Space Shuttle Atlantis was launched today at 17:29 CEST (15:29 GMT) to the International Space Station on a mission that will end the multi-purpose space plane programmer’s three-decade era of human spaceflight.

 

Atlantis will dock after about 2 days with the orbital outpost on Sunday at 17:09 CEST (15:09 GMT) and the four new astronaut arrivals will float into the Station about two hours later where currently the ISS Expedition 28 crew consisting of two American and one Japanese astronauts and 3 Russian cosmonauts permanently live and work in space.

Atlantis is carrying the Italian-built Raffaello pressurized logistics module filled with vital supplies and spares.

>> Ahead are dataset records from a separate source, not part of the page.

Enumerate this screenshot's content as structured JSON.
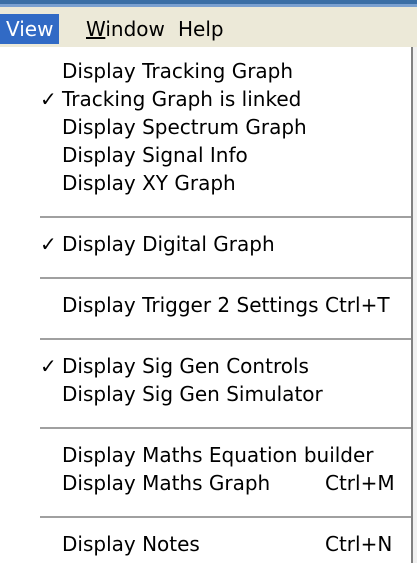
{
  "menubar": {
    "items": [
      {
        "label_pre": "",
        "label_acc": "",
        "label": "View"
      },
      {
        "label_pre": "",
        "label_acc": "W",
        "label_rest": "indow"
      },
      {
        "label": "Help"
      }
    ]
  },
  "view_menu": {
    "items": [
      {
        "label": "Display Tracking Graph",
        "checked": false
      },
      {
        "label": "Tracking Graph is linked",
        "checked": true,
        "check_glyph": "✓"
      },
      {
        "label": "Display Spectrum Graph",
        "checked": false
      },
      {
        "label": "Display Signal Info",
        "checked": false
      },
      {
        "label": "Display XY Graph",
        "checked": false
      },
      {
        "label": "Display Digital Graph",
        "checked": true,
        "check_glyph": "✓"
      },
      {
        "label": "Display Trigger 2 Settings",
        "checked": false,
        "shortcut": "Ctrl+T"
      },
      {
        "label": "Display Sig Gen Controls",
        "checked": true,
        "check_glyph": "✓"
      },
      {
        "label": "Display Sig Gen Simulator",
        "checked": false
      },
      {
        "label": "Display Maths Equation builder",
        "checked": false
      },
      {
        "label": "Display Maths Graph",
        "checked": false,
        "shortcut": "Ctrl+M"
      },
      {
        "label": "Display Notes",
        "checked": false,
        "shortcut": "Ctrl+N"
      }
    ]
  },
  "colors": {
    "menubar_bg": "#ece9d8",
    "highlight": "#316ac5",
    "separator": "#a0a0a0"
  }
}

On the journey down, it will return a range of items to Earth. Also all the samples from the on-board MELFI freezers will be returned to Earth in thermally conditioned state for analysis by the scientists.

Raffaello will be berthed at the Node-2 port on Monday and, after unloading its precious cargo, it will be detached again on Sunday 17 July and put back by the Space Station robotic arm into the Shuttle cargo bay.  

Two of the Shuttle astronauts will make a spacewalk on Tuesday 12 July to recover a Station ammonia pump that recently failed. It will be returned to Earth for engineers to probe the causes.

Atlantis will leave the Station again on Monday 18 July at 07:59 CEST (05:59 GMT).

The final Shuttle landing at the Kennedy Space Center is planned for Wednesday 20 July at 13:06 CEST (11:06 GMT).